隠すつもりか。それとも、本気で利であると考えているのか……直接聞くか。
「……精神面の強化とは、具体的には何だ」
俺は端的に質問した。
すると、主任は我に返って視線を向けてきた。
そうして、興味なさげに髭を撫でながら言葉を発した。
「……あぁ、それはね。まぁざっくり言うとだ――闘争心を掻き立てるのだよ」
「闘争心を?」
闘争心を掻き立てるとは何だ?
俺が詳しく説明するように言うと主任は言葉通りの意味だという。
戦闘への意欲が増して、戦いに対する集中力が増すのだという。
それはつまり、狂戦士のように戦い続けるのではないかと考えた。
俺の表情を見て主任は何かを察した様だった。
奴はへにゃりと笑ったかと思えば俺の肩を叩く。
「心配は無い。阿修羅には予めリミッターが取り付けてある。パイロットの命の安全を保障しなければ、幾ら御三家であろうとも認可が下りないからね」
「……信じると思うのか」
「ん? いや。別に信じなくてもいい。君が此処に来たのなら――選択肢はないだろ?」
穢れの無い瞳で俺を見つめる主任。
首を傾げながら髭を撫でていて、その顔を見ていれば無性に腹が立った。
俺は舌打ちしそうになるのを堪えながら、紙を机に置いた。
そうして、今日は何をすればいいのかと聞く。
奴はニコリと笑いながら、もう遅いから今日は休めと言ってくる。
長旅で疲れただろうと労ってくるが、そんなものに感動はしない。
「イソカワ君。
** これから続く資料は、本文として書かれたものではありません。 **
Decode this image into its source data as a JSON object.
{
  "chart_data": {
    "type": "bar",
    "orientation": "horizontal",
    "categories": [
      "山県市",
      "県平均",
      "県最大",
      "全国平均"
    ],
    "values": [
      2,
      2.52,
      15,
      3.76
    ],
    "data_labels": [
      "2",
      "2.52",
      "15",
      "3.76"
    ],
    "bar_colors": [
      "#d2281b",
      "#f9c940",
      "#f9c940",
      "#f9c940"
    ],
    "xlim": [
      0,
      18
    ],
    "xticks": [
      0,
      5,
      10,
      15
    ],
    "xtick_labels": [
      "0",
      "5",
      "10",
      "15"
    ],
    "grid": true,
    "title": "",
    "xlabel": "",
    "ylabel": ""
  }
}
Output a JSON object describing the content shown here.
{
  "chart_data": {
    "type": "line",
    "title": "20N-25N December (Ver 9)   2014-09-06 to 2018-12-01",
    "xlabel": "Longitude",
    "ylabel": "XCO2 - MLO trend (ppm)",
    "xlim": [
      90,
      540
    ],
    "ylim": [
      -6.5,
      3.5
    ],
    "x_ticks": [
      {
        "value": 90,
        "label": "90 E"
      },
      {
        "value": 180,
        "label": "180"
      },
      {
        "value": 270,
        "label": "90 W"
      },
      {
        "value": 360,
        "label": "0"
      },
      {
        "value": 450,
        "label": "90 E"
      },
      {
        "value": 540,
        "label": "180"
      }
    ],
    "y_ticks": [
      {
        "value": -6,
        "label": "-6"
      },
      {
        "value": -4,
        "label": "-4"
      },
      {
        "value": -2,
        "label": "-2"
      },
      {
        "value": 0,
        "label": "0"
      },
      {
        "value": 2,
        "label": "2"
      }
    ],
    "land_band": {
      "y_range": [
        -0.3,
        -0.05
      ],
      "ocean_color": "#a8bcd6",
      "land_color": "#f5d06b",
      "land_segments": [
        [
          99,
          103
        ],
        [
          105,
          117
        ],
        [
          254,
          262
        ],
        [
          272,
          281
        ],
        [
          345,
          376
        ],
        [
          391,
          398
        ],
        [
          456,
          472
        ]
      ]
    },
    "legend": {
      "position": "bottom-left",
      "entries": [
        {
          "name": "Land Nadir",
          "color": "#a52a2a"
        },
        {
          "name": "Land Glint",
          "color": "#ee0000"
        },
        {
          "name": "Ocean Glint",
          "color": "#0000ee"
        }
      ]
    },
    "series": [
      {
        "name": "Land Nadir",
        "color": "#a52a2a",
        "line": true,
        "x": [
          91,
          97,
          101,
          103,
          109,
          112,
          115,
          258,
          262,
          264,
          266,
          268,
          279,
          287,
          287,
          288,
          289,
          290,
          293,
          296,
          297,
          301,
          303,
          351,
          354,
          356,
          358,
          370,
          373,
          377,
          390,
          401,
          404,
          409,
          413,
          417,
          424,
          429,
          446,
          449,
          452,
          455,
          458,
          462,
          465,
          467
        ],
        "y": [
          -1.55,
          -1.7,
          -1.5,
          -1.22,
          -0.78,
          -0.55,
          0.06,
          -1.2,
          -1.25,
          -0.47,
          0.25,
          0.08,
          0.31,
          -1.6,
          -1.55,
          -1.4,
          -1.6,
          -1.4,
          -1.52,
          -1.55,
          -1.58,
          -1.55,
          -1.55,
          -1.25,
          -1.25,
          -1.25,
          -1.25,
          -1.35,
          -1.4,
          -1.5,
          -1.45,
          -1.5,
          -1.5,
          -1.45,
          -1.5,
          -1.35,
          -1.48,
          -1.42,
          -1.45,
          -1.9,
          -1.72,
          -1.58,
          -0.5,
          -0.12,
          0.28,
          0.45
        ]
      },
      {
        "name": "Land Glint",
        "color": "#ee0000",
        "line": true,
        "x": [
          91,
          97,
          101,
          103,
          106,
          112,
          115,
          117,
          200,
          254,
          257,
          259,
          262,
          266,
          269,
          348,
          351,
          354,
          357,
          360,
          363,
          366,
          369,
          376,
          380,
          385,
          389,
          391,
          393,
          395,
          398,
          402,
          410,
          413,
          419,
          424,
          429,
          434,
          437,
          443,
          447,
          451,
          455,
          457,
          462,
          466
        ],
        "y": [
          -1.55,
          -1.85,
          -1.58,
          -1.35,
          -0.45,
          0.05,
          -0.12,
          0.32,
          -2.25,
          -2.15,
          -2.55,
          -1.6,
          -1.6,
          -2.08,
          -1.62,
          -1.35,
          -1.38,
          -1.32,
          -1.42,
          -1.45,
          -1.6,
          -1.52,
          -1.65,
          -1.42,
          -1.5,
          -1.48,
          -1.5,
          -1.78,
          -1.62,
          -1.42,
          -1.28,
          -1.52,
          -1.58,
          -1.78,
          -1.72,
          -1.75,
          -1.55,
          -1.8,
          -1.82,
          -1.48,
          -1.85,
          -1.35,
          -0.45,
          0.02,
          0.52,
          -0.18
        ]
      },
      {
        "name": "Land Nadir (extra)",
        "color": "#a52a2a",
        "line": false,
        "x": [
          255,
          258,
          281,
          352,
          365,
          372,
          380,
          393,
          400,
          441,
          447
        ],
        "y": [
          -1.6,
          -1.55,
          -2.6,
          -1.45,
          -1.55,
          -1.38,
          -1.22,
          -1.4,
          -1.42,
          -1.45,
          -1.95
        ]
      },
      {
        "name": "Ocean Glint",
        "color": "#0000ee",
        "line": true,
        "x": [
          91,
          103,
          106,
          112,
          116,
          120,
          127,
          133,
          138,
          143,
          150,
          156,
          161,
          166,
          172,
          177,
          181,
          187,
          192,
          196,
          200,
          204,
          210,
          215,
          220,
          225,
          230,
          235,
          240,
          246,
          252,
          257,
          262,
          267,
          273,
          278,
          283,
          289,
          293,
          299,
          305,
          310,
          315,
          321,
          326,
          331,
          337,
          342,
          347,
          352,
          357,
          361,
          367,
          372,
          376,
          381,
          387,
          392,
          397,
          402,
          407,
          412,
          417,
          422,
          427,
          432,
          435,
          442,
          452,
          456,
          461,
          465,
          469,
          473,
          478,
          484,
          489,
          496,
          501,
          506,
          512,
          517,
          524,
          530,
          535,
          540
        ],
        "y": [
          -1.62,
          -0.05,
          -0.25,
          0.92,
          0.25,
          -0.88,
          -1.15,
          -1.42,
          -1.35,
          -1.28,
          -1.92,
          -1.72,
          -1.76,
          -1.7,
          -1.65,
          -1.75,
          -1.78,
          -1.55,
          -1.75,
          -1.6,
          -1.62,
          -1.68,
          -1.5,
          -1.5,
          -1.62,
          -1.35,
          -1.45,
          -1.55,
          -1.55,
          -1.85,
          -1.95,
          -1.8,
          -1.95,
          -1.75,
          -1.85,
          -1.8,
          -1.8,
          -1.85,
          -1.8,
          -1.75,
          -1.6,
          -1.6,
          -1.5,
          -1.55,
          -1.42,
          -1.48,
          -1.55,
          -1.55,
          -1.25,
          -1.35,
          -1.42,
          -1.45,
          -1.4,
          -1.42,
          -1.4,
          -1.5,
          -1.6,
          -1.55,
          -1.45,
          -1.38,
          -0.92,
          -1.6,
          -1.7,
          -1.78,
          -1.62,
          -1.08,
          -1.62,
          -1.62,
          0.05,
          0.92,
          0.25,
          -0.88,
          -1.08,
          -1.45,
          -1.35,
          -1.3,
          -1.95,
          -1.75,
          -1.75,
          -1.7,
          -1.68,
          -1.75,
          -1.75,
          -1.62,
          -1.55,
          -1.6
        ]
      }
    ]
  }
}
彼を部屋へ案内してあげなさい。くれぐれも粗相の無いようにな」
「はい。承知しました……では、マサムネ様。此方へ」
狐顔の男の名はイソカワか。
俺は奴らの顔を記憶に刻んで歩いていく。
今は仲間かもしれいないが、未来でどうなるかは分からない。
もしも、俺の前に立ち塞がるのなら……。
俺は拳を硬く握る。
そうして、扉を潜ってポッドに乗り込む。
閉まりゆく扉の先で、クロウ・ハシマは最後まで笑っていた。